Cover Art
Four Preliminary Set Models
Mixed Media, by Don Yanik, Professor of Theatre
By Hannah Notess (hnotess@spu.edu)
Clockwise from top left: Nunsense, directed by Ruben Van Kempen, 2012; Antigone, directed by Andrew Ryder, 2004; The Elephant Man, directed by James Chapman, 2001; Much Ado About Nothing, directed by George Scranton, 2012.
Compare these models with production photos.
“I’m a minimalist, really,” says Don Yanik, professor of theatre in Seattle Pacific University’s Theatre Department. “I tell my students in my scene design class, you start with what you need. If you need a table, that’s where you start. You don’t start with the walls.”

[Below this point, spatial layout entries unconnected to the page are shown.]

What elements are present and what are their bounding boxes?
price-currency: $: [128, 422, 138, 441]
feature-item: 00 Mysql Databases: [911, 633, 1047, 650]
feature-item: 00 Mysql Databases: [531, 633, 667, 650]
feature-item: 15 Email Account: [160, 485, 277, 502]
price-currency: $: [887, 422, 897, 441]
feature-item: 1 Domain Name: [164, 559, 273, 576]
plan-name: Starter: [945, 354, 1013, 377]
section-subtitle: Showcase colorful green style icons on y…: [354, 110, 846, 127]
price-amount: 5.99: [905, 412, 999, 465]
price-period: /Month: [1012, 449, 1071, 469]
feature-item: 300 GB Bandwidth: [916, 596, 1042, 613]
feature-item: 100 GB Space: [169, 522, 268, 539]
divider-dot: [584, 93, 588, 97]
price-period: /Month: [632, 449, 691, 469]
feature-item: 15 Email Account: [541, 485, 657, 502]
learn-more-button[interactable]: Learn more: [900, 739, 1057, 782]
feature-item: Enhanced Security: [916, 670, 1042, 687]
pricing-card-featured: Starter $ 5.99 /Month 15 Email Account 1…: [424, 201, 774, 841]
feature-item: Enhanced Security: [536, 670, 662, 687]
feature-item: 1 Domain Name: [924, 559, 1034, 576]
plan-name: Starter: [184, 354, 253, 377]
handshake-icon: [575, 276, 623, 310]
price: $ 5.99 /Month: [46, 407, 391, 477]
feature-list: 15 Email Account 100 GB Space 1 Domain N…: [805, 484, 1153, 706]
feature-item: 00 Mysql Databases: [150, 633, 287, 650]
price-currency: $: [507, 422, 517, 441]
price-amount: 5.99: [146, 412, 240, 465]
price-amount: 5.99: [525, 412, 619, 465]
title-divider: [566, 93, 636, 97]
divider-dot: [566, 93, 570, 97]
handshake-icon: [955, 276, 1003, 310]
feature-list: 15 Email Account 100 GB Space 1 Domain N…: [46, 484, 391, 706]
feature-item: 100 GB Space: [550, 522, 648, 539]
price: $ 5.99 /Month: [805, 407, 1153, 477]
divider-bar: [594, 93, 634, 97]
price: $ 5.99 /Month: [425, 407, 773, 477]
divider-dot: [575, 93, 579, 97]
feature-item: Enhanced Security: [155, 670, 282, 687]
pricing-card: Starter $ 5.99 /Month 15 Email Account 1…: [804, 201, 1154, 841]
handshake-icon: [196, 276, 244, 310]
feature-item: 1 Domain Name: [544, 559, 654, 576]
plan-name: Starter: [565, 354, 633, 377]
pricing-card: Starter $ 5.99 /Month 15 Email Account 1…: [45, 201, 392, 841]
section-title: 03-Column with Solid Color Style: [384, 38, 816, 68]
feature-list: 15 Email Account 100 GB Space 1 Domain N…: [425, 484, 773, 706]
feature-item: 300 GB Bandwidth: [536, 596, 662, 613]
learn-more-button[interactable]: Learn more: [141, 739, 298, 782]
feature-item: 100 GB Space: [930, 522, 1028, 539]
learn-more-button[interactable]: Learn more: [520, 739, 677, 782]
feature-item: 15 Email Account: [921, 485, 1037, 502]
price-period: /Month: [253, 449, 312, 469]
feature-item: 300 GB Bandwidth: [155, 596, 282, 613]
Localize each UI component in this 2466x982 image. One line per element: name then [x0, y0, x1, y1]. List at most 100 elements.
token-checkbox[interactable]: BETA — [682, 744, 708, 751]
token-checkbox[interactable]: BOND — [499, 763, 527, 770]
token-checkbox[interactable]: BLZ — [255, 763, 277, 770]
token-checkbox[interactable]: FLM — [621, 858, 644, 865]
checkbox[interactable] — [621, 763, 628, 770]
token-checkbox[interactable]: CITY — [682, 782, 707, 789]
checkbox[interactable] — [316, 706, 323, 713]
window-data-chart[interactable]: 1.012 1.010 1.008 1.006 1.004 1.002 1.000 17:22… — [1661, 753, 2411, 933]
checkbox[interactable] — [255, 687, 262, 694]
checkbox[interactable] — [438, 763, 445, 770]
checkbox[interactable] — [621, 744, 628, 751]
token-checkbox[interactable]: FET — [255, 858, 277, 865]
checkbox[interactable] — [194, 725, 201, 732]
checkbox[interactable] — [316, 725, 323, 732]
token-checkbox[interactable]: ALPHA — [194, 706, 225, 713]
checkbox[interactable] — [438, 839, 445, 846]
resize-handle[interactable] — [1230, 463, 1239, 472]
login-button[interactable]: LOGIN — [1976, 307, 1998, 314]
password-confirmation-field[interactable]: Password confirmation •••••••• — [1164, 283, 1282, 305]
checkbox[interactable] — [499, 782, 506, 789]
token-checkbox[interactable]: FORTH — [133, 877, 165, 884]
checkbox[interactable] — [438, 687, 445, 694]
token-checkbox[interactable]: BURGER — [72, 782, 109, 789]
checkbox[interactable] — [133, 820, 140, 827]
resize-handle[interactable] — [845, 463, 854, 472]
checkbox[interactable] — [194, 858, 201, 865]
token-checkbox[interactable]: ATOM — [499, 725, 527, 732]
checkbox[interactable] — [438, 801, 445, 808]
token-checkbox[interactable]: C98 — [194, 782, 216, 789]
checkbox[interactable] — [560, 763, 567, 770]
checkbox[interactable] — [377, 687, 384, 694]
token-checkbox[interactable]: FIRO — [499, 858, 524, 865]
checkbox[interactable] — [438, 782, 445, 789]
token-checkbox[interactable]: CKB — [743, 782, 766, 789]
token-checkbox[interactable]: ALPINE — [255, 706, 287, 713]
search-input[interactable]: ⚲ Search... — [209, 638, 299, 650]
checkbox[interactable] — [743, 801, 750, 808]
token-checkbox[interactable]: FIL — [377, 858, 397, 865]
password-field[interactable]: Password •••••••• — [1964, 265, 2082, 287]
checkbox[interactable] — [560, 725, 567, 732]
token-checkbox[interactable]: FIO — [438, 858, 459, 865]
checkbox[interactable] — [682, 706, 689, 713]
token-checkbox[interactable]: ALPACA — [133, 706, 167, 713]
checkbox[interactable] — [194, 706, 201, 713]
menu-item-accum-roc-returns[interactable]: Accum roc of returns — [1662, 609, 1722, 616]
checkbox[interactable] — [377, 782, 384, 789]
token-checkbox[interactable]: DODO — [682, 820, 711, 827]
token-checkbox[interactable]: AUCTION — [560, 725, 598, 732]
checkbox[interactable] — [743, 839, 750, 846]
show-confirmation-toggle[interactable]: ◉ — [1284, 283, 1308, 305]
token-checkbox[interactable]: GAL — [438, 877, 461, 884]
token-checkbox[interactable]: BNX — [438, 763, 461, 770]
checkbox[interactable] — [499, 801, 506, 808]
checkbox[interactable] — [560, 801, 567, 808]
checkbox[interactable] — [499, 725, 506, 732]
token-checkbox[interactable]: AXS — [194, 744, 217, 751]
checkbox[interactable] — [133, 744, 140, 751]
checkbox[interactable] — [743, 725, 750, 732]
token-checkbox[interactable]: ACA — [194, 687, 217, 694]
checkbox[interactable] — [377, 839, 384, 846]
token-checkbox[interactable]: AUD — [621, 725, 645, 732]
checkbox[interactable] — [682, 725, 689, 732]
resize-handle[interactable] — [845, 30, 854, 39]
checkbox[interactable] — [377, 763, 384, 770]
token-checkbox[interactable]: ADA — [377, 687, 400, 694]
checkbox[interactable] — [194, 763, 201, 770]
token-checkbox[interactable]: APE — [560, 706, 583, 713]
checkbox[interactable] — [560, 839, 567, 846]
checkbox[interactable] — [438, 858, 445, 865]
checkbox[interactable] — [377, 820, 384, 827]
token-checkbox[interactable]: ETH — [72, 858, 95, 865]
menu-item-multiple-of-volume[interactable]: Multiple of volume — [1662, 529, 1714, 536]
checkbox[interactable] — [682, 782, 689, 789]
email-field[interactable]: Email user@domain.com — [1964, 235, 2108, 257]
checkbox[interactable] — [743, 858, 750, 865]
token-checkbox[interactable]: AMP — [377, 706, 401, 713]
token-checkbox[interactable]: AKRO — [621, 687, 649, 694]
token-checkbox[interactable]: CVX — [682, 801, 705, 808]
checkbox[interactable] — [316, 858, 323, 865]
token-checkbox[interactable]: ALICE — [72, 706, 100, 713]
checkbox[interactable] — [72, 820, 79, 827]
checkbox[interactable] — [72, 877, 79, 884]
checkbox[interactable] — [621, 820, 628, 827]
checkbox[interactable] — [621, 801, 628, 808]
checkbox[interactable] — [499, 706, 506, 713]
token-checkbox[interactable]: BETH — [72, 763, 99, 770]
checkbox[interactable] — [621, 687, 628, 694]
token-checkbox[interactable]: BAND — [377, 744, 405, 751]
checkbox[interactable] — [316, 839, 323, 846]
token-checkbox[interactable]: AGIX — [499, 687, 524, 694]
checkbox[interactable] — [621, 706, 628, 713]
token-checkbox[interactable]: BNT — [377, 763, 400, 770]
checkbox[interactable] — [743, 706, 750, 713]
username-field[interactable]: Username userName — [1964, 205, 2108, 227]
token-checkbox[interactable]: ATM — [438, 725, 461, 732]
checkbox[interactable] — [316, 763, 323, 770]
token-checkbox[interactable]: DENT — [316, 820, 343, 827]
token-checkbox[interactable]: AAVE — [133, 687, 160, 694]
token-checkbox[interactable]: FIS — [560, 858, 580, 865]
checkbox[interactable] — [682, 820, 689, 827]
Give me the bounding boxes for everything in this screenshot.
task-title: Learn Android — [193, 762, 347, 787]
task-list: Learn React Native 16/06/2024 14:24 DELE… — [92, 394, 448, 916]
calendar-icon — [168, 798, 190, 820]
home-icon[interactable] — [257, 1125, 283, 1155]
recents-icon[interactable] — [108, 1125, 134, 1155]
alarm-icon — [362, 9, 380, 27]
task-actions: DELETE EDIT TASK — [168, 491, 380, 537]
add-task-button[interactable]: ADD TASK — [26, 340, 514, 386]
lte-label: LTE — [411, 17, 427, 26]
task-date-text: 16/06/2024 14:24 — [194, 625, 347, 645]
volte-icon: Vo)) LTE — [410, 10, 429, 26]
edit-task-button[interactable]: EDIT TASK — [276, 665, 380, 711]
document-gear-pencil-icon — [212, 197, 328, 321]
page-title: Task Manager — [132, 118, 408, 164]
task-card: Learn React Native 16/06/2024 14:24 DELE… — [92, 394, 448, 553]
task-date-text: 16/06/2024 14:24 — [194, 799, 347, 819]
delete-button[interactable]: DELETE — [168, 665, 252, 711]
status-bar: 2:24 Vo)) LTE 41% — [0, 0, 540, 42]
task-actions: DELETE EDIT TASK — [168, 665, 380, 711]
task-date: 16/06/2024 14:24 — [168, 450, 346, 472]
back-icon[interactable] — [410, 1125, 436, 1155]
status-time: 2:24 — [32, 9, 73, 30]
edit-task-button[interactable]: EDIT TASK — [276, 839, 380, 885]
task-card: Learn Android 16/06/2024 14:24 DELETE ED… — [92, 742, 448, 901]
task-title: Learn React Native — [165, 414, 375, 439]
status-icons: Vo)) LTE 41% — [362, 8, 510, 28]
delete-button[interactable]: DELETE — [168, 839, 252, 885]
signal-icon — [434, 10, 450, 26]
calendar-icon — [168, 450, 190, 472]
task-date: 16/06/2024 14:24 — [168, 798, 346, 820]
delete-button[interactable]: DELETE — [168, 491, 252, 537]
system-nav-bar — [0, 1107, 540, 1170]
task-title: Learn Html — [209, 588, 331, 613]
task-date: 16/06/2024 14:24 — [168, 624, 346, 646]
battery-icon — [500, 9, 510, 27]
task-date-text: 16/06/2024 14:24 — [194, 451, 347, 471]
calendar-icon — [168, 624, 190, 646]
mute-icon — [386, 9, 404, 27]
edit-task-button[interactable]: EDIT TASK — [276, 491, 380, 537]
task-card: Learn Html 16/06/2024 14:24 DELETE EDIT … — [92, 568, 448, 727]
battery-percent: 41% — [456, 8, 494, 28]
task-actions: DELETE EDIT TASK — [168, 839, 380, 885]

Since he joined SPU’s faculty in 1985, Yanik has designed sets and costumes for 170 Seattle Pacific theatre productions — and for 150 professional productions at theatre companies such as Seattle’s
Repertory Theatre, A Contemporary Theatre, Taproot Theatre, and Civic Light Opera.
He builds these ¼-inch scale models of his set designs to show directors an early vision for the look and feel of a production.
Each of the several dozen maquettes stacked to the ceiling in his McKinley Hall office is a window into the productions that have graced the Seattle Pacific stage for almost 30 years — while Yanik
has watched from the back row nearly every night and matinee.